Is the force directly proportional to the direction

General information and resources

theory

In physics, the relationship between two quantities can often be described by a law. A very simple context that plays an important role in early physics lessons is that direct proportionality between two sizes.

Distinguishing features of direct proportionality

a) Determining the proportionality using a measurement table (series of measurements)

Example:

1. Size (x): mass of a product in g
2. Size (y): Price of a product in €
 

Determination:
When to double, triple, quadruple. . . .n times the 1st size double, triple, quadruple. . . . belongs to the 2nd size,
so are the two quantities to each other directly proportional.

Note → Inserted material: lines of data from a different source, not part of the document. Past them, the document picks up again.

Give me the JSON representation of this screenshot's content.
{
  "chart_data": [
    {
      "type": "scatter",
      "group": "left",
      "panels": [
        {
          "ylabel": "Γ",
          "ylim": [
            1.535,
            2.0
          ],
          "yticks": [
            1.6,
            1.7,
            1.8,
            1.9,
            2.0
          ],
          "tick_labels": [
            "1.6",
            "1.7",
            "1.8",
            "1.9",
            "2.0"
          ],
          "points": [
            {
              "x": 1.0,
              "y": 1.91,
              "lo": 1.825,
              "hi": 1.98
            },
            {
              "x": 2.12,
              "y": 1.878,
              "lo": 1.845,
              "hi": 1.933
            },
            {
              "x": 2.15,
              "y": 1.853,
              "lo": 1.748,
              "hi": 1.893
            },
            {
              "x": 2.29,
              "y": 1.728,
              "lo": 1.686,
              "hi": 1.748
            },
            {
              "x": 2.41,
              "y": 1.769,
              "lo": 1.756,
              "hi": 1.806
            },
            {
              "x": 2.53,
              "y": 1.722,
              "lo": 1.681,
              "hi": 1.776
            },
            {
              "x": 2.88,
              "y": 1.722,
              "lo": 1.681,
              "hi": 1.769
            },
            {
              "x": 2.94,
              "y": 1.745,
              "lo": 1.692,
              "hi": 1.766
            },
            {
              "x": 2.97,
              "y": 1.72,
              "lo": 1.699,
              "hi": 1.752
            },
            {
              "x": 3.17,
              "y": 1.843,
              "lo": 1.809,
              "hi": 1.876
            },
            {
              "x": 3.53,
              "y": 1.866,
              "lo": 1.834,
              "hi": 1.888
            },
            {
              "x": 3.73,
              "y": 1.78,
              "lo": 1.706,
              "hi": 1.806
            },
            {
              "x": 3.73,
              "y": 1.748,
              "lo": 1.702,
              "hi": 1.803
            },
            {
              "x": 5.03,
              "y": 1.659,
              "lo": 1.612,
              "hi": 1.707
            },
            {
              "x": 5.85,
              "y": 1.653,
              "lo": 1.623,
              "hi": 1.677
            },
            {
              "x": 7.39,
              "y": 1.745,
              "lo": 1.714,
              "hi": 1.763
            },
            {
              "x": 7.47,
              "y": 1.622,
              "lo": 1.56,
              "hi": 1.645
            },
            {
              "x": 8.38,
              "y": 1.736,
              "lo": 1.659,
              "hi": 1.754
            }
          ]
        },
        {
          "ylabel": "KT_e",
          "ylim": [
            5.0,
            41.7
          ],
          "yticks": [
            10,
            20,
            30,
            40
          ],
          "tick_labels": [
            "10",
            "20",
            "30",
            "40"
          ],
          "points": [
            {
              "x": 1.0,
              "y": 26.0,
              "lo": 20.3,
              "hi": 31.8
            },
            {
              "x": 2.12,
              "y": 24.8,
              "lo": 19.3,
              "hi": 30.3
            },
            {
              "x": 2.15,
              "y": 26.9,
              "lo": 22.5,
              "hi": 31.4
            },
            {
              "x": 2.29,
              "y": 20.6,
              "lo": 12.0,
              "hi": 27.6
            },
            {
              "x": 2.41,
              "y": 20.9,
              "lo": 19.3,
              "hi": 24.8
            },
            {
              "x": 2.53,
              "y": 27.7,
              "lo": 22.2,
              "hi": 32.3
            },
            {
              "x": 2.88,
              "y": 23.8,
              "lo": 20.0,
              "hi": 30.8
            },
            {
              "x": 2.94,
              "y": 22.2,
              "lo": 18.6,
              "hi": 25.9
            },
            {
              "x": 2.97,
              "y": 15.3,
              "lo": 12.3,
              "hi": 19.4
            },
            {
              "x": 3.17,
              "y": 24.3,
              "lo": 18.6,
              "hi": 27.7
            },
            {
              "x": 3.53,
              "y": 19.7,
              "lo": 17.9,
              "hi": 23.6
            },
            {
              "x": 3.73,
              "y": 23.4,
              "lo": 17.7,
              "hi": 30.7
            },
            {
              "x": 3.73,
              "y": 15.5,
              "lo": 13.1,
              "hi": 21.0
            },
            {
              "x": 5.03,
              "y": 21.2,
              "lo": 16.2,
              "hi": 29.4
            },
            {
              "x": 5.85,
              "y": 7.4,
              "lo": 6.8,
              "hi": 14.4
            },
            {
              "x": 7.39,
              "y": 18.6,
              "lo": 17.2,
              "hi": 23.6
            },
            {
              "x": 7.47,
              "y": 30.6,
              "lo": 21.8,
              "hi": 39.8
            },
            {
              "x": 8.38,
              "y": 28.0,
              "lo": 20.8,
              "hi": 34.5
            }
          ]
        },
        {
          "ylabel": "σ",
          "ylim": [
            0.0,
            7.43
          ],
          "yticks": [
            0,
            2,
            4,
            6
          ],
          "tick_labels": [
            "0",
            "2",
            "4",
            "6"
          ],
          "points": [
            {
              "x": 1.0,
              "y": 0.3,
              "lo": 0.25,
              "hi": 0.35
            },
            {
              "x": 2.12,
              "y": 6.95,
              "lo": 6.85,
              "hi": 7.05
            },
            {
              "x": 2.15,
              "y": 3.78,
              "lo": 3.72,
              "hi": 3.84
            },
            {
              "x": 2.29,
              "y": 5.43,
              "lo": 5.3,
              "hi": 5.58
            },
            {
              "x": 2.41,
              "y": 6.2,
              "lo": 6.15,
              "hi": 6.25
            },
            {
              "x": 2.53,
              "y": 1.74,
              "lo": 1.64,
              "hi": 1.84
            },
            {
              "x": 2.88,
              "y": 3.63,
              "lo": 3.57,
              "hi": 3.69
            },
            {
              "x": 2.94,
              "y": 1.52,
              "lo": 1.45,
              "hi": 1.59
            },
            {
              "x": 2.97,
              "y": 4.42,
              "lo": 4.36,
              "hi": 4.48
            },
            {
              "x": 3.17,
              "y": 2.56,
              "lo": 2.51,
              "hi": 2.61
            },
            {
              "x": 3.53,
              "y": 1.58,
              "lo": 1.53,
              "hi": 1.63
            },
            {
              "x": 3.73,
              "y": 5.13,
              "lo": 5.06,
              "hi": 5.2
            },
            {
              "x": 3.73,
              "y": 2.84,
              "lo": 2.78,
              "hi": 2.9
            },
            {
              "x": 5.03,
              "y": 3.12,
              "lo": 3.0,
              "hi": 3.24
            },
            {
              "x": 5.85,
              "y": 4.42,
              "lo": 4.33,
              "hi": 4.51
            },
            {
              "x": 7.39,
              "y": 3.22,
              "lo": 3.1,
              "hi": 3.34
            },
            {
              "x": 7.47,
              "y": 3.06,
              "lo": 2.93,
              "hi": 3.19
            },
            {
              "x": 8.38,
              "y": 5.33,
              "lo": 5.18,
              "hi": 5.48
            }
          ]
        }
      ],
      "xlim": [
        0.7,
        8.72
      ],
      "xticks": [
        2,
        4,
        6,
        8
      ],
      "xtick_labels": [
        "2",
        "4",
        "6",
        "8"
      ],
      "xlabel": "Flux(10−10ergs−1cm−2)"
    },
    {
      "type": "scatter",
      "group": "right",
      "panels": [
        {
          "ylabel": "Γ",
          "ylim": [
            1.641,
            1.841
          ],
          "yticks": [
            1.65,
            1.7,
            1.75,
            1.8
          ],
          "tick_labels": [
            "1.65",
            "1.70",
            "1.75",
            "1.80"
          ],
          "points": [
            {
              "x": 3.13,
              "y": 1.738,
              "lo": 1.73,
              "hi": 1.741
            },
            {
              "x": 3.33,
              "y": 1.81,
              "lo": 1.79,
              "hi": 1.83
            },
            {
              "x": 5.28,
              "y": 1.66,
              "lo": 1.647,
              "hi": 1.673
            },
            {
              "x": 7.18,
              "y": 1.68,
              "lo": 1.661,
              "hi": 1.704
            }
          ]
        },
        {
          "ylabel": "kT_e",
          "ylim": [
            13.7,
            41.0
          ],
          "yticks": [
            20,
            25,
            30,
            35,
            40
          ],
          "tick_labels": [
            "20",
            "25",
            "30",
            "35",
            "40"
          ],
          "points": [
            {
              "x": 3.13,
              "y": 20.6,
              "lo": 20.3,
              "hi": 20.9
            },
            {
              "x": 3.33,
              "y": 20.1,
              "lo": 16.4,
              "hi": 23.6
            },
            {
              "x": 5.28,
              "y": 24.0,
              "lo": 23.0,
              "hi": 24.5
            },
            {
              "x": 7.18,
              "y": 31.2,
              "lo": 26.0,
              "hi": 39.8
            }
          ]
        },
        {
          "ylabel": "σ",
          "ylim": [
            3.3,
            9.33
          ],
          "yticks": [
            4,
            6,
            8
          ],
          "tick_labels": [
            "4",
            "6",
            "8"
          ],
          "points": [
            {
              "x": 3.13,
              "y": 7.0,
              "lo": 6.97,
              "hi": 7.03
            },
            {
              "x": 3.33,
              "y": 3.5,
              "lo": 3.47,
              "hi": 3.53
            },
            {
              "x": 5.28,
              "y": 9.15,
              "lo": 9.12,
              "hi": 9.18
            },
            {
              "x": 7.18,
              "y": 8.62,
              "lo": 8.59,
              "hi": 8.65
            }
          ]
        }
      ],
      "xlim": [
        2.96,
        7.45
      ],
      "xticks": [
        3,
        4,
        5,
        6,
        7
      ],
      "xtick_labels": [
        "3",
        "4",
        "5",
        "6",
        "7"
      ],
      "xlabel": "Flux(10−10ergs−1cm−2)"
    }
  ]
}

The easiest way to recognize this connection is to form the quotient of values ​​that belong together. If this quotient is constant, the two quantities are directly proportional to one another.

They say:

Directly proportional quantities are equal in quotients

The above example results in:

1. Size (x): mass of a product in g
2. Size (y): Price of a product in €
Quotient y / x: Price per mass in € / g

Notation:
If two quantities x and y are directly proportional to each other, we write:

y ~ x (read: y proportional to x)

Because of the equality of quotients, you can also write
\ [\ frac {y} {x} = C \ Leftrightarrow y = C \ cdot x \]

C is referred to as Constant of proportionality.

So if y ~ x (1) holds, then by introducing the proportionality constant C one can immediately obtain the equation y = C × x (2). (2) has the advantage over (1) that an equation is present. You (hopefully) have mastered the use of equations.